Ist der Patient im Fahrzeug, liegt die Entscheidung hierüber bei dem betreuenden Rettungsassistenten oder Notarzt. Gründe für den Einsatz von Blaulicht und Horn im Rettungsdienst sind immer Situationen, in denen das Leben oder die Gesundheit eines
Menschen akut gefährdet sind. Für unbeteiligte Mitmenschen entstehen häufig nicht nachvollziehbare Situationen, wenn plötzlich ein Rettungswagen eine bis dahin normale Fahrt mit Alarm fortsetzt, oder aus voller Alarmfahrt plötzlich Blaulicht und Horn
abstellt.
Ursache hierfür können sein, dass wie im ersten Fall durch einen erneuten Notruf bei der Leitstelle eine Verschlechterung der Lage mitgeteilt wird und der Leitstellendisponent über Funk den Fahrer des Rettungswagens dazu auffordert, die Fahrt nun mit
"Einsatzmitteln" fortzusetzen.
Im zweiten Fall könnte ein bereits eingetroffener Arzt der Leitstelle mitgeteilt haben, dass sich die Situation des Patienten doch nicht als so bedrohlich darstellt.
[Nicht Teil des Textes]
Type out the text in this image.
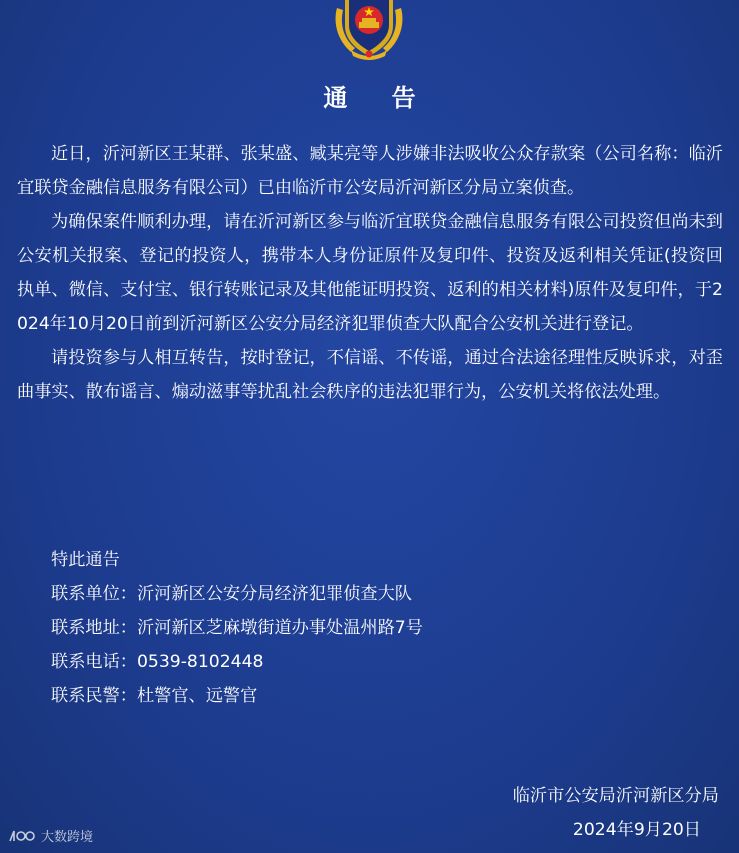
通 告

近日，沂河新区王某群、张某盛、臧某亮等人涉嫌非法吸收公众存款案（公司名称：临沂宜联贷金融信息服务有限公司）已由临沂市公安局沂河新区分局立案侦查。

为确保案件顺利办理，请在沂河新区参与临沂宜联贷金融信息服务有限公司投资但尚未到公安机关报案、登记的投资人，携带本人身份证原件及复印件、投资及返利相关凭证(投资回执单、微信、支付宝、银行转账记录及其他能证明投资、返利的相关材料)原件及复印件，于2024年10月20日前到沂河新区公安分局经济犯罪侦查大队配合公安机关进行登记。

请投资参与人相互转告，按时登记，不信谣、不传谣，通过合法途径理性反映诉求，对歪曲事实、散布谣言、煽动滋事等扰乱社会秩序的违法犯罪行为，公安机关将依法处理。

特此通告
联系单位：沂河新区公安分局经济犯罪侦查大队
联系地址：沂河新区芝麻墩街道办事处温州路7号
联系电话：0539-8102448
联系民警：杜警官、远警官
临沂市公安局沂河新区分局
2024年9月20日
大数跨境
Fahrten mit "Einsatzmitteln" stellen insbesondere für das Rettungsdienstpersonal ein besonderes
Gefahrenpotenzial dar. Das Unfallrisiko ist statistisch gesehen bezüglich Sachschäden 17 mal höher und hinsichtlich Unfällen mit Personenschäden 4 mal höher als bei normalen Fahrten.